Dominic Maroh (born 4 March 1987) is a Slovenian professional football coach and a former defender. He is an assistant coach for the Under-16 squad of German club VfB Stuttgart.

==Club career==
Maroh began his career at TSV Neckartailfingen, played there until moving to the youth team of SSV Reutlingen in 2000. He was promoted to first team in 2006. On 21 June 2008, he moved to 1. FC Nürnberg II in the Regionalliga Süd. His first professional game was on 7 November 2008 against FSV Frankfurt. Maroh scored his first goal in the game against SpVgg Greuther Fürth, on 23 November 2008.

Maroh joined recently relegated 1. FC Köln on 8 June 2012, agreeing a two-year deal with the club.
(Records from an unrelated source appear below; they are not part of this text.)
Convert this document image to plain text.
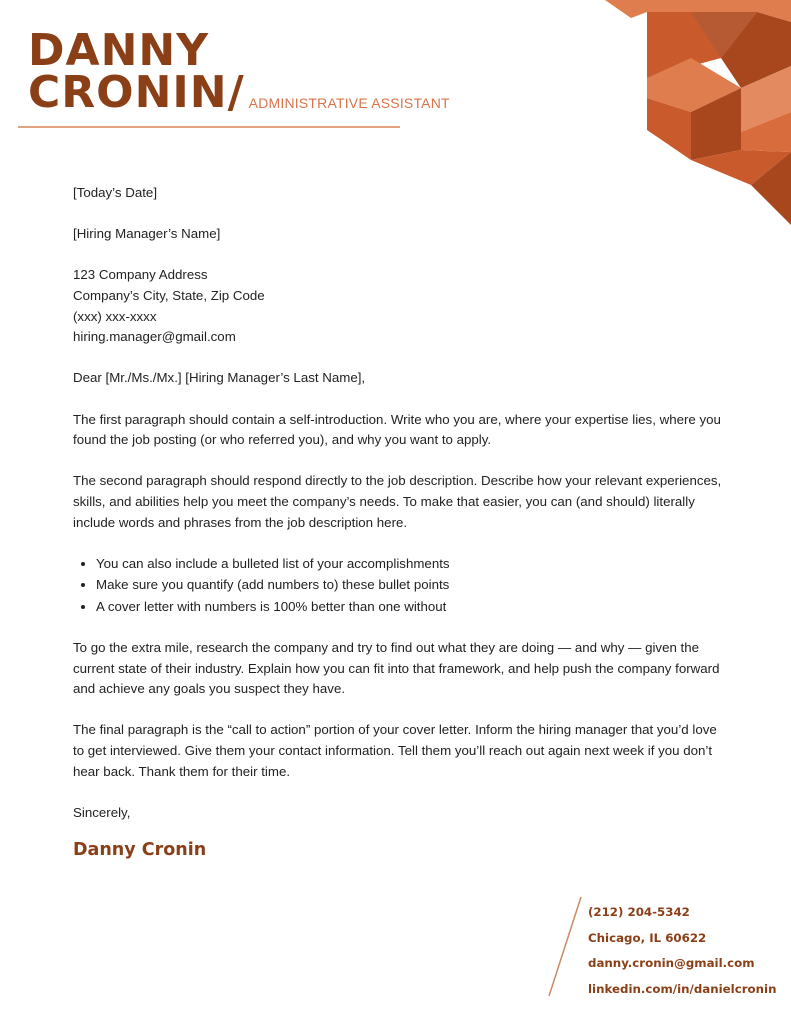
DANNY
CRONIN/ ADMINISTRATIVE ASSISTANT

[Today’s Date]

[Hiring Manager’s Name]

123 Company Address
Company’s City, State, Zip Code
(xxx) xxx-xxxx
hiring.manager@gmail.com

Dear [Mr./Ms./Mx.] [Hiring Manager’s Last Name],

The first paragraph should contain a self-introduction. Write who you are, where your expertise lies, where you found the job posting (or who referred you), and why you want to apply.

The second paragraph should respond directly to the job description. Describe how your relevant experiences, skills, and abilities help you meet the company’s needs. To make that easier, you can (and should) literally include words and phrases from the job description here.

• You can also include a bulleted list of your accomplishments
• Make sure you quantify (add numbers to) these bullet points
• A cover letter with numbers is 100% better than one without

To go the extra mile, research the company and try to find out what they are doing — and why — given the current state of their industry. Explain how you can fit into that framework, and help push the company forward and achieve any goals you suspect they have.

The final paragraph is the “call to action” portion of your cover letter. Inform the hiring manager that you’d love to get interviewed. Give them your contact information. Tell them you’ll reach out again next week if you don’t hear back. Thank them for their time.

Sincerely,

Danny Cronin
(212) 204-5342
Chicago, IL 60622
danny.cronin@gmail.com
linkedin.com/in/danielcronin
On 28 April 2018, he played as Köln lost 3–2 to SC Freiburg which confirmed Köln’s relegation from the Bundesliga.

==International career==
As a son of a Slovenian father he was eligible to play for Slovenia and made public statements of his willingness to play for Slovenia. In February 2009, he was first called up to Slovenia team for matches against Belgium. However, he later turned down the offer and decided in favour of Germany.

In 2012, he was again called to play for c by coach Slaviša Stojanovič for a friendly match against Romania. He made his debut for Slovenia on 15 August against Romania replacing Marko Šuler in the 90th minute. He was capped 7 times.